This little toy project is intended to expose a simple yet effective model through a FastAPI endpoint, as well as deploy the model via Docker.
The models implemented are listed in an Enum class under app/utils/utils_classifier.py
,
but can be extended with the corresponding changes in app/model.py
.
The data can be found in Kaggle and can be retrieved through the Kaggle API:
cd data/raw && kaggle datasets download -d purumalgi/music-genre-classification
The main model used is an XGBoost classifier with the DART booster. Other implementations such as a Multiclass SVM and an MLP classifier are implemented and briefly tested.
flowchart TD
A[Parse CSV Data] -->|data cleaning| B[Transformed Dataset]

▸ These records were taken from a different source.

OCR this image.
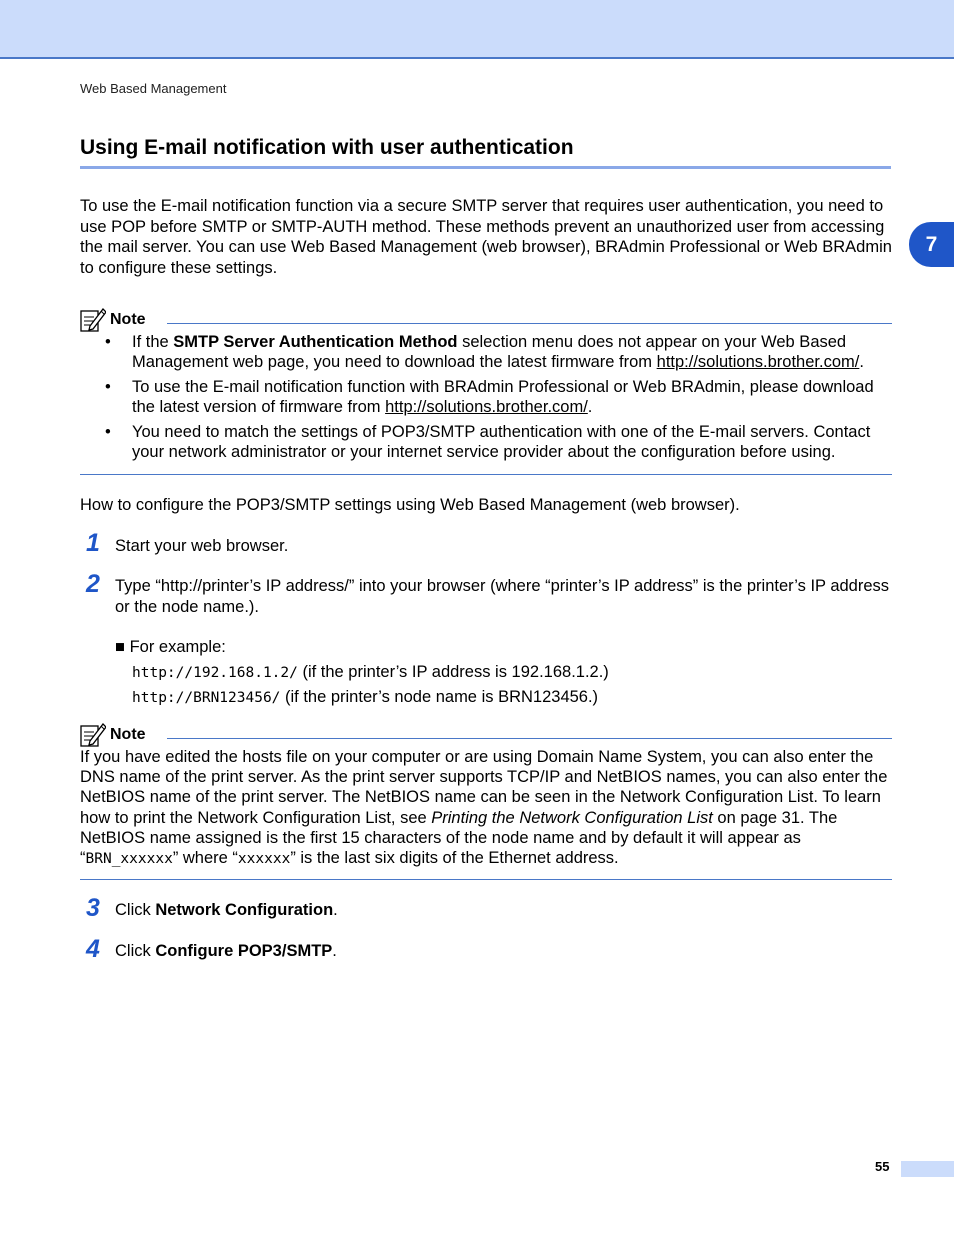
Web Based Management
Using E-mail notification with user authentication
7

To use the E-mail notification function via a secure SMTP server that requires user authentication, you need to use POP before SMTP or SMTP-AUTH method. These methods prevent an unauthorized user from accessing the mail server. You can use Web Based Management (web browser), BRAdmin Professional or Web BRAdmin to configure these settings.

Note
• If the SMTP Server Authentication Method selection menu does not appear on your Web Based Management web page, you need to download the latest firmware from http://solutions.brother.com/.
• To use the E-mail notification function with BRAdmin Professional or Web BRAdmin, please download the latest version of firmware from http://solutions.brother.com/.
• You need to match the settings of POP3/SMTP authentication with one of the E-mail servers. Contact your network administrator or your internet service provider about the configuration before using.

How to configure the POP3/SMTP settings using Web Based Management (web browser).

1 Start your web browser.
2 Type “http://printer’s IP address/” into your browser (where “printer’s IP address” is the printer’s IP address or the node name.).
■ For example:
http://192.168.1.2/ (if the printer’s IP address is 192.168.1.2.)
http://BRN123456/ (if the printer’s node name is BRN123456.)
Note

If you have edited the hosts file on your computer or are using Domain Name System, you can also enter the DNS name of the print server. As the print server supports TCP/IP and NetBIOS names, you can also enter the NetBIOS name of the print server. The NetBIOS name can be seen in the Network Configuration List. To learn how to print the Network Configuration List, see Printing the Network Configuration List on page 31. The NetBIOS name assigned is the first 15 characters of the node name and by default it will appear as “BRN_xxxxxx” where “xxxxxx” is the last six digits of the Ethernet address.

3 Click Network Configuration.
4 Click Configure POP3/SMTP.
55
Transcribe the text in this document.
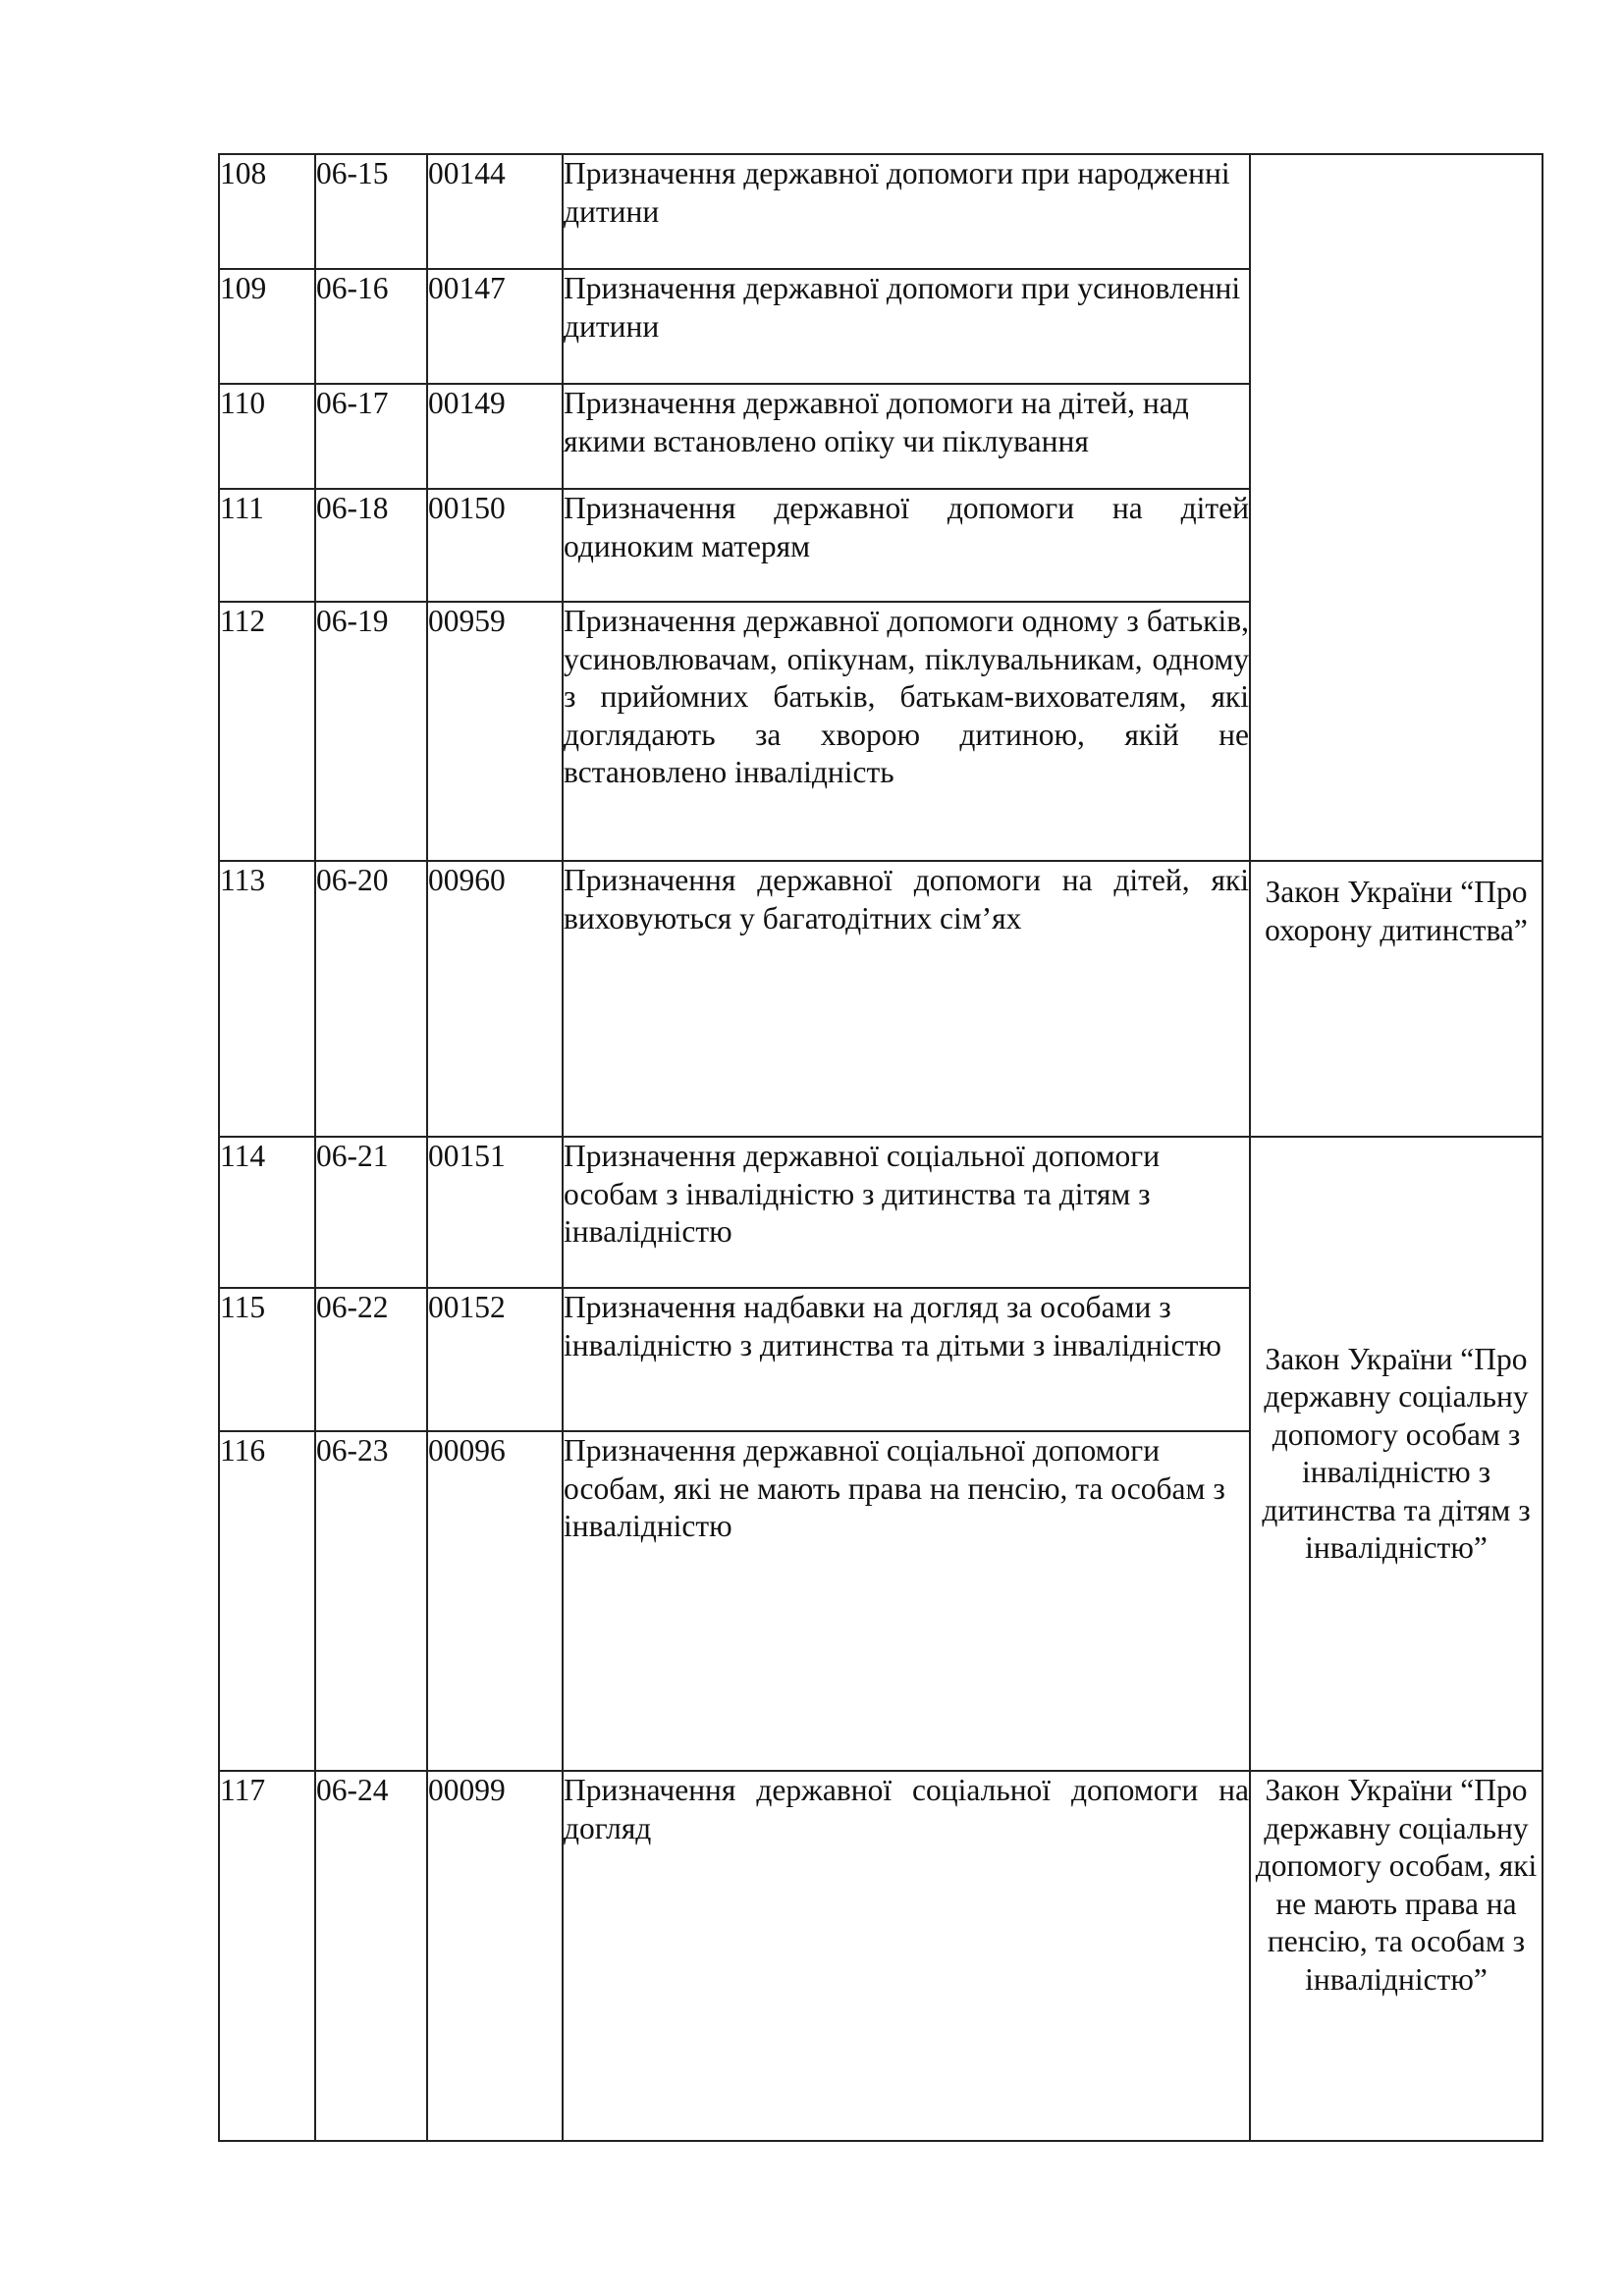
108	06-15	00144	Призначення державної допомоги при народженні дитини	
109	06-16	00147	Призначення державної допомоги при усиновленні дитини	
110	06-17	00149	Призначення державної допомоги на дітей, над якими встановлено опіку чи піклування	
111	06-18	00150	Призначення державної допомоги на дітей одиноким матерям	
112	06-19	00959	Призначення державної допомоги одному з батьків, усиновлювачам, опікунам, піклувальникам, одному з прийомних батьків, батькам-вихователям, які доглядають за хворою дитиною, якій не встановлено інвалідність	
113	06-20	00960	Призначення державної допомоги на дітей, які виховуються у багатодітних сім’ях	Закон України “Про охорону дитинства”

114	06-21	00151	Призначення державної соціальної допомоги особам з інвалідністю з дитинства та дітям з інвалідністю	Закон України “Про державну соціальну допомогу особам з інвалідністю з дитинства та дітям з інвалідністю”

115	06-22	00152	Призначення надбавки на догляд за особами з інвалідністю з дитинства та дітьми з інвалідністю	
116	06-23	00096	Призначення державної соціальної допомоги особам, які не мають права на пенсію, та особам з інвалідністю	
117	06-24	00099	Призначення державної соціальної допомоги на догляд	Закон України “Про державну соціальну допомогу особам, які не мають права на пенсію, та особам з інвалідністю”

B -->|encoding & transformation| O[Numerical features & labels]
O --> Z{Stage}
Z -->|Training| D[Entire dataset]
Z -->|Inference| E[Train & Test splits]
D --> K[Predictions]
E --> K
K --> I[Save to CSV]
/
: Get the Service Status./train_predict
: Preprocess the data, train the model and retrieve the predictions./predict
: Load a pretrained model and preprocessor, retrieve predictions.
The model can be trained and used for inference as a service accessible on localhost:8000
or
via Docker.
It must be noted that the produced CSV as per the requirements is by default
saved under data/raw/train.csv
.
python -m virtualenv venv
source venv/bin/activate
pip install -r requirements.txt
python main.py
The service will be accessible via http://127.0.0.1:8000.
The model can also be deployed on Docker:
docker build -t toy_class_predictor .
docker run -d --name toy_class_predictor_container -p 8000:8000 -v ./data:/dockerized_model/data toy_class_predictor # mount the data folder to have direct access to the output file
Again, the service listens to http://127.0.0.1:8000.
To train and retrieve the predictions for the first time, use a payload such:
curl --location 'http://127.0.0.1:8000/train_predict' --header 'Content-Type: application/json' --data '{
"csv_train": "data/raw/train.csv", "label_col_name": "Class"
}'
After the model has been trained, the endpoint predict
can be used to perform the same operation
on other datasets:
curl --location 'http://127.0.0.1:8000/predict' \
--header 'Content-Type: application/json' \
--data '{
"csv_path": "data/raw/data.csv",
"pretrained_model_path": "model_XGBOOST.joblib"
}'
NOTE: If the endpoint predict
is called with an untrained model, an exception will be raised.
If you want to read the CSV from e.g. MS Excel, use comma and ^ as delimiters.
I added the escapechar="^"
parameter to the stage saving the final CSV, as it
could not be parsed by Excel otherwise.